3 – A ideia de extinção, na verdade, revela a intenção de alguns parlamentares de desestabilizar o sistema de Justiça, indo de encontro à realidade social e econômica do Brasil, que registra, segundo o IBGE, mais de 13 milhões de desempregados, cerca de 5 milhões de desalentados e 7 milhões de subocupados. Nesse encalço, a PEC representa ato de hostilidade à cidadania.

4 – A proposta também carece de impossibilidade de ordem física, tendo em vista a capilarização da Justiça do Trabalho. A absorção de suas competências contribuiria para um cenário de caos institucional, além de interferir com as garantias da Magistratura, contribuindo, ao final, com prejuízos às almejadas qualidade, celeridade e efetividade da atuação jurisdicional.

5 – A litigiosidade trabalhista é uma realidade não pela existência da Justiça do Trabalho, mas sim pelo desrespeito à legislação brasileira. Nesse ponto, também peca a proposta de alteração legislativa, que imputa à Justiça do Trabalho a pecha de interferir nas relações laborais e econômicas, o que encorajaria a judicialização e a litigiosidade.

6 – Também não é verdade que a Justiça do Trabalho é morosa, conforme falsamente denuncia a justificativa da proposta. No 1º grau, segundo dados recentes do Conselho Nacional de Justiça (CNJ), o julgamento dos processos é realizado em apenas nove meses, enquanto no juízo comum esse prazo é de, em média, 1 ano e 10 meses, nas varas federais.

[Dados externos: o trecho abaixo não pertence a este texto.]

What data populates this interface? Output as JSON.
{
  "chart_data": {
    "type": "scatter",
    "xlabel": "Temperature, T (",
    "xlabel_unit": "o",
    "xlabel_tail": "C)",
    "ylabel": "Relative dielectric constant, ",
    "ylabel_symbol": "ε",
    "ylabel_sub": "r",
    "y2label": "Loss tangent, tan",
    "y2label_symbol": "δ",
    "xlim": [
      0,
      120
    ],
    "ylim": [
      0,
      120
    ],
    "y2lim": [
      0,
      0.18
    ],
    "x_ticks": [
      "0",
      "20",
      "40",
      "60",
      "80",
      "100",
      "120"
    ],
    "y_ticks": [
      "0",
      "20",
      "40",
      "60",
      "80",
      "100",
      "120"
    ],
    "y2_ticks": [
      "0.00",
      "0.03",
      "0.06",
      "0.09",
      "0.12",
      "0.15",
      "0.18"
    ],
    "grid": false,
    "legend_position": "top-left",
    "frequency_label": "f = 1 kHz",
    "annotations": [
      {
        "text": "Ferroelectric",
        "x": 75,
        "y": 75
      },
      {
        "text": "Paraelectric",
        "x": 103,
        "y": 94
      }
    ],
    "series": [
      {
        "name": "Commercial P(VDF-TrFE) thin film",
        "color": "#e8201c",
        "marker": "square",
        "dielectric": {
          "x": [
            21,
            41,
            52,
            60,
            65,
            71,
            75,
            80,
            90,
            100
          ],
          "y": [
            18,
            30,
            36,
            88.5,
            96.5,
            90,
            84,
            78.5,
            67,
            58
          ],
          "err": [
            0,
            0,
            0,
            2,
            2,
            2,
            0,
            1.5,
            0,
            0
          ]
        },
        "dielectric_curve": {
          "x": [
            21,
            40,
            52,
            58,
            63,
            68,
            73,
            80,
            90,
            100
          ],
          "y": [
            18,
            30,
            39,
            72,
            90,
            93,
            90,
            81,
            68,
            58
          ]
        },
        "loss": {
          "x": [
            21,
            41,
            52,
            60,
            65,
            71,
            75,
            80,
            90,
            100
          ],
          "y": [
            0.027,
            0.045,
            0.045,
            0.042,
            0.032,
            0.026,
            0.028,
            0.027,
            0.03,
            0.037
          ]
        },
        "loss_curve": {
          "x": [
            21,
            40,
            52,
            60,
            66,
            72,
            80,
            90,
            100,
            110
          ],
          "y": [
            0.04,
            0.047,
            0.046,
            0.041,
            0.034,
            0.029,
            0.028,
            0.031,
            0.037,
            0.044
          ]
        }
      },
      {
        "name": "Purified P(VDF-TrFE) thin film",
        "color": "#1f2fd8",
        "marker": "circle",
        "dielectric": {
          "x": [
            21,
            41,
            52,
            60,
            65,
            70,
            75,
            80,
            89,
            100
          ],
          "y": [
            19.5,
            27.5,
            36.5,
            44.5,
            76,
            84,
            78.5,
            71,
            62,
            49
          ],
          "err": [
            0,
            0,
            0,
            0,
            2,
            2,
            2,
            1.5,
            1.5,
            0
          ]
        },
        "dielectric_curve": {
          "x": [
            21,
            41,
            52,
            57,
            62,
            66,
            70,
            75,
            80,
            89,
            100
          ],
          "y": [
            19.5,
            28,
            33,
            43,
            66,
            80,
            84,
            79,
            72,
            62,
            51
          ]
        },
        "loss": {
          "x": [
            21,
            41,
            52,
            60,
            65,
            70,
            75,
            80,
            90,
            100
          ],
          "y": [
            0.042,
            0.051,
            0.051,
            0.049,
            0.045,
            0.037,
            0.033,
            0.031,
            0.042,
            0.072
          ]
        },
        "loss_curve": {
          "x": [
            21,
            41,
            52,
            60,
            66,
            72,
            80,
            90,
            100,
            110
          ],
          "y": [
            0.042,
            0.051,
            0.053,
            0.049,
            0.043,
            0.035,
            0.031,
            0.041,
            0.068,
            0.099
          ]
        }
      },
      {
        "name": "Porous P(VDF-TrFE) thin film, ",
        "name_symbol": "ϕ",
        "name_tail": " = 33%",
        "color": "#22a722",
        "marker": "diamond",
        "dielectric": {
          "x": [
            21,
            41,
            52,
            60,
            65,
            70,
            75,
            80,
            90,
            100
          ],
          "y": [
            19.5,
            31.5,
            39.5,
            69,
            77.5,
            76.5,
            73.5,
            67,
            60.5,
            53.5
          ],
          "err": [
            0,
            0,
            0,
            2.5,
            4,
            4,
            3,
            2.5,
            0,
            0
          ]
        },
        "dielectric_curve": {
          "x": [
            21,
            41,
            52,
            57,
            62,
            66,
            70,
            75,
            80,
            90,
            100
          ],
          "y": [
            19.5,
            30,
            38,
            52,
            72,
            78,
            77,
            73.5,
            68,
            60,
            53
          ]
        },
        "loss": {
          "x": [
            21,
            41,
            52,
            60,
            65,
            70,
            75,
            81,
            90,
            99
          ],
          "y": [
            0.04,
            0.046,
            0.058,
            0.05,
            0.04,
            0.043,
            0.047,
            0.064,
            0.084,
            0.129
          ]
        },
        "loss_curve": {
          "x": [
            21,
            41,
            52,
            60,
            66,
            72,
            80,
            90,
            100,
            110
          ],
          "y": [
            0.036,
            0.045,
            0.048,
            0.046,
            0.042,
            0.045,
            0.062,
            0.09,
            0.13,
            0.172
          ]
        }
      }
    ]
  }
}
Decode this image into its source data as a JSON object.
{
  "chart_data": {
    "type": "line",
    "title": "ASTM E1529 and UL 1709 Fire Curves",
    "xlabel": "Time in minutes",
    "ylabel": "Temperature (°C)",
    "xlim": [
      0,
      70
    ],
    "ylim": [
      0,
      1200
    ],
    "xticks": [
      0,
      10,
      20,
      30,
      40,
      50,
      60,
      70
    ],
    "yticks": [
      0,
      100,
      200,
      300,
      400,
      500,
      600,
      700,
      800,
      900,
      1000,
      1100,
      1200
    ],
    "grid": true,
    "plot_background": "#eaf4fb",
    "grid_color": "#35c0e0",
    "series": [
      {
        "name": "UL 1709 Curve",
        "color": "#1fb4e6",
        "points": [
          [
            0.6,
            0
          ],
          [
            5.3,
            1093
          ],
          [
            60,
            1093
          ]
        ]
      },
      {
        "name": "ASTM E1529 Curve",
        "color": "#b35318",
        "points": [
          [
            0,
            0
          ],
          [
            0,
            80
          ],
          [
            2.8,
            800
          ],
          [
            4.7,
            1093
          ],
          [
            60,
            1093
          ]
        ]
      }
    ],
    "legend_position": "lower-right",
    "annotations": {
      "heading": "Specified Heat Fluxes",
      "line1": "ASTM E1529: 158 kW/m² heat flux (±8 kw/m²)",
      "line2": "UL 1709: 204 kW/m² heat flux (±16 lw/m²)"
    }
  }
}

7 – A proposta, contra a Justiça mais eficiente do país, segundo os dados do CNJ, é um descompromisso com patamares civilizatórios e tenta negar a história que vem sendo construída pelos brasileiros, desde a Constituição de 1934, de levar a sério os direitos sociais, enquanto direitos que também atendem ao necessário equilíbrio econômico-financeiro da sociedade.

8 – A Anamatra repudia a tese de extinção da Justiça do Trabalho e seguirá defendo a sua plena autonomia. Nenhuma nação evoluirá com ataques infundados e com propostas que atinjam as instituições republicanas, a cidadania e os direitos sociais.